Era una de esas tardes que, con la mente no lo suficientemente clara y ágil como para sentarme ante el papel vacío y sacar de él algo que mereciese la pena, decidí salir a dar un paseo, a respirar el aire fresco y dejarme envolver por el siempre cálido y acogedor abrazo de la Naturaleza. Mientras me deleitaba con la vorágine de olores, sonidos y colores que estimulaban mis sentidos, fui a parar, continuando por la estrecha vereda que guiaba mis pasos a través de aquel fabuloso paraje, a un pequeño puentecillo de madera que vadeaba un arroyuelo, sintiendo, en el alegre gorgoteo de las aguas prístinas que marchaban veloces por su lecho irregular, la cálida bienvenida que se me dispensaba en el perpetuo idioma de la creación.

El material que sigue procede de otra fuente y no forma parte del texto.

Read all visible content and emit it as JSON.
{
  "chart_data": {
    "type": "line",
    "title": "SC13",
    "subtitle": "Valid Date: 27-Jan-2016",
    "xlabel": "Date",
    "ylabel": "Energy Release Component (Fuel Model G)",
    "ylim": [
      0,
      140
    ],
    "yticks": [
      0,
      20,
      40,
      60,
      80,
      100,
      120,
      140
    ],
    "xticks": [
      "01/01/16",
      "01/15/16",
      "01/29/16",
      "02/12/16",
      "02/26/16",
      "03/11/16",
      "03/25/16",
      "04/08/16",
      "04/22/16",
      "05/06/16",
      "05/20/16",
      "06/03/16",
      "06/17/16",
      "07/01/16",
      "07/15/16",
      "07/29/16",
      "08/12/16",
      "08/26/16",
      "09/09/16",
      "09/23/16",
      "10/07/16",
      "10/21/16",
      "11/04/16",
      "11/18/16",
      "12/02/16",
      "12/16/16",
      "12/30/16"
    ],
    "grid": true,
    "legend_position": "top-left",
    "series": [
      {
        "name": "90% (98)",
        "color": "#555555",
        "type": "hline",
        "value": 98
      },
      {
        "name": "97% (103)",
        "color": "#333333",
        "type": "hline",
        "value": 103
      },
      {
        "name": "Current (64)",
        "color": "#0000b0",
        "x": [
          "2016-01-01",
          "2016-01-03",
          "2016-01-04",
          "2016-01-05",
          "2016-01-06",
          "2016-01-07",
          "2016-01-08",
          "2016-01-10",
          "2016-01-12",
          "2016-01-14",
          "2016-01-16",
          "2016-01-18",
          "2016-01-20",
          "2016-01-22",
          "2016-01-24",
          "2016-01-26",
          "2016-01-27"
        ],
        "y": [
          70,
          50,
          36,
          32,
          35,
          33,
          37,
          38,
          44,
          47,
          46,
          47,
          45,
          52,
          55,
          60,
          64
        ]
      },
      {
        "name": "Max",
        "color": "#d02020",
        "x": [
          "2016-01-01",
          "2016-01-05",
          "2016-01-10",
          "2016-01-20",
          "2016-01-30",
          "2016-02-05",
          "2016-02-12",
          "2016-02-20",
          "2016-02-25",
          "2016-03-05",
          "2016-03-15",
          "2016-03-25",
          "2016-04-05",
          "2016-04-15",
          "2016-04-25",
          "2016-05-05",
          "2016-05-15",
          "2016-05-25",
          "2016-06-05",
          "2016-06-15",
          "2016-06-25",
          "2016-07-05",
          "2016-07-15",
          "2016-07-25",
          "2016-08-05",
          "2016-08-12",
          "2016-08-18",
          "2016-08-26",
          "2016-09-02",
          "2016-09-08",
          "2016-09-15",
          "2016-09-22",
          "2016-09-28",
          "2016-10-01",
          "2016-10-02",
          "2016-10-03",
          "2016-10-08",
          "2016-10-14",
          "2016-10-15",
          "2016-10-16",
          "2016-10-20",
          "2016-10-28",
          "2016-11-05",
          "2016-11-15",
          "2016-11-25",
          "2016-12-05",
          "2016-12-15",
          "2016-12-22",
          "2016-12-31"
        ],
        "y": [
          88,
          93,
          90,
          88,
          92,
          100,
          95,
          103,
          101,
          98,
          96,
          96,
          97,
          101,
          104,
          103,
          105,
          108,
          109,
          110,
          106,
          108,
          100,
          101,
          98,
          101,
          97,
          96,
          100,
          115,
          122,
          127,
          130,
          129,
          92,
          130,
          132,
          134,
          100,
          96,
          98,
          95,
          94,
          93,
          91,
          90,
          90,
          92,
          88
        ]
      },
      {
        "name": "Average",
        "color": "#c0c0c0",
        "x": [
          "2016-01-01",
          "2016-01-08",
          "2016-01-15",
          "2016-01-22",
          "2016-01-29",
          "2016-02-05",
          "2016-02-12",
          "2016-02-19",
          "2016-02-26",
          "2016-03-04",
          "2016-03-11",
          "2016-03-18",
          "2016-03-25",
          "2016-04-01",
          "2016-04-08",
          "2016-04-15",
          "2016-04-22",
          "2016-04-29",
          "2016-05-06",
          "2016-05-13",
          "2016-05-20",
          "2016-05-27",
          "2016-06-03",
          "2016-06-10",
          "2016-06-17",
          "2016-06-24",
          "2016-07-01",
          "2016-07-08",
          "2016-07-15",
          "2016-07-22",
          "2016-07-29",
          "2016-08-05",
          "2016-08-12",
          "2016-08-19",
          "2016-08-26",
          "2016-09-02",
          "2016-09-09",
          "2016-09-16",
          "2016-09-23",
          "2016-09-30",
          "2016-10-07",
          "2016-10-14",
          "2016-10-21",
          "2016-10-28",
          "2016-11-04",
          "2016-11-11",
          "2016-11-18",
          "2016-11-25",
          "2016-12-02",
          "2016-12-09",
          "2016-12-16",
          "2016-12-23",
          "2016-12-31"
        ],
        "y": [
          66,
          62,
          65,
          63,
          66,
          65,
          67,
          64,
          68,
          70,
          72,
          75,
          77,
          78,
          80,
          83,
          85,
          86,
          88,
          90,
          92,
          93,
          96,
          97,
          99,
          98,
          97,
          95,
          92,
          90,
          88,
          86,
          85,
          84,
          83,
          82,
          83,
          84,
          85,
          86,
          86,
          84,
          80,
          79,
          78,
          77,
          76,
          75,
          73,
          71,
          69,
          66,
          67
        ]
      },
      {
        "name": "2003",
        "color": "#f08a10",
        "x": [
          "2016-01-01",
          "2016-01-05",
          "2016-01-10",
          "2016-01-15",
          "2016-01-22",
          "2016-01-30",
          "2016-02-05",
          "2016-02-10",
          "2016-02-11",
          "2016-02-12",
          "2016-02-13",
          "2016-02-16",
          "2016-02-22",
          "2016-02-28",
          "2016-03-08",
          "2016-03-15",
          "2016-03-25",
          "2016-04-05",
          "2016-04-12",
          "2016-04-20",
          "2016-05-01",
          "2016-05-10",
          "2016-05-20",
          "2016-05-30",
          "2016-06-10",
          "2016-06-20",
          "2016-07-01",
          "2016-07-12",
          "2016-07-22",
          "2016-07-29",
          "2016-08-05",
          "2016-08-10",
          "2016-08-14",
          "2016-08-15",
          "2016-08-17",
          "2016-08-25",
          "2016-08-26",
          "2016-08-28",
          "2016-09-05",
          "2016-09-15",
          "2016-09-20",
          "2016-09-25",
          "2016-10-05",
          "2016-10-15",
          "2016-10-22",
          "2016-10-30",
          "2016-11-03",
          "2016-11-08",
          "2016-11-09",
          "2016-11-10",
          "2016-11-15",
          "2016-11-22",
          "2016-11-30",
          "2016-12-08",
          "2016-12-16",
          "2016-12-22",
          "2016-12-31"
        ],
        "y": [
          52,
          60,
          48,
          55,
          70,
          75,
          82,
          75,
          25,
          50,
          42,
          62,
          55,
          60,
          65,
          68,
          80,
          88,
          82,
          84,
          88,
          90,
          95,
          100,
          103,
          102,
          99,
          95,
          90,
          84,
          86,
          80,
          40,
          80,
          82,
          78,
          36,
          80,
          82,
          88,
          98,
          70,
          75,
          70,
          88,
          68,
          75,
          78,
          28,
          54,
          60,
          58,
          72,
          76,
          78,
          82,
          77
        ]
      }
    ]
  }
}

«Si quiero prolongar el paseo, debo cruzar por el puente. No tengo opción. Una sola manera de continuar, un solo camino. Un solo camino», pensaba. Y sentándome sobre una piedra que había en un claro junto a la vereda, comencé a reflexionar mientras observaba aquella pequeña y coqueta pasarela. «Quizá sea así como obra el destino. Tiende ante ti un camino y ese es tu sino. Todo lo que acontece, desde que nacemos hasta que morimos, no es más que un guion escrito por la mano firme de un poder sobrenatural e inapelable, algo que es asumido desde tiempos inmemoriales. La Santa Biblia hace referencia a la suerte inevitable de las personas en su viaje a través del valle de lágrimas, manifestándole al piadoso ¡Qué incomprensibles son sus decisiones y qué irrastreables sus caminos!, refiriéndose al Todopoderoso como la mano divina y celestial que maneja los hilos de la marioneta humana. O dicho de forma más breve y sencilla: Si tiene que ser, será. Es algo que siempre me ha llamado la atención y sobre lo que en más de una ocasión he meditado. No era su hora, o Estaba escrito. Muchas veces he oído esas palabras cargadas de resignación, de trágica sumisión y obediencia. No somos dueños de nuestra suerte, porque ya está echada. Pero, ¿realmente es así?».

«Quiero pensar que no. Nacemos con un destino ante nosotros, sí, pero no está escrito por ninguna mano suprema y absoluta, sino que está moldeado por el mundo que nos rodea y al cual hemos tenido la suerte -o la desgracia- de venir a parar. ¿Y quién ha forjado el mundo, sino el ser humano? Es, por tanto, una cuestión meramente terrenal. Y todo lo terrenal es perecedero, mortal, efímero, admite -y en muchos casos, necesita- una metamorfosis. El destino, como yo lo veo, es un laberinto de altas y robustas paredes que dibujan un tortuoso trazado entre el punto de entrada -el nacimiento- y el de salida -la muerte-. Ese es el camino preestablecido para el ser humano, pero no el definitivo. Armados con el mazo de los actos, podemos derribar los muros que vetan el libre albedrío, y con constancia, esfuerzo y sacrificio es posible trazar una nueva ruta en la que lo único que queda invariable es la puerta de entrada, o lo que es lo mismo, las circunstancias en las que nacemos. Quiero pensar, entonces, que yo soy el dueño de mi destino, porque, parafraseando al escritor italiano Giovanni Papini, el azar no reina sin la complicidad secreta del instinto y de la voluntad».

Satisfecho con mis reflexiones, me levanté de aquella piedra que había hecho las veces de silla improvisada y, echando un último vistazo al puentecillo, me puse de nuevo en marcha, volviendo sobre mis pasos y dejando atrás el único camino que se tendía ante mí en aquel preciso lugar, buscando senderos alternativos por los que seguir deleitándome con todo lo que aquel prodigioso entorno me ofrecía.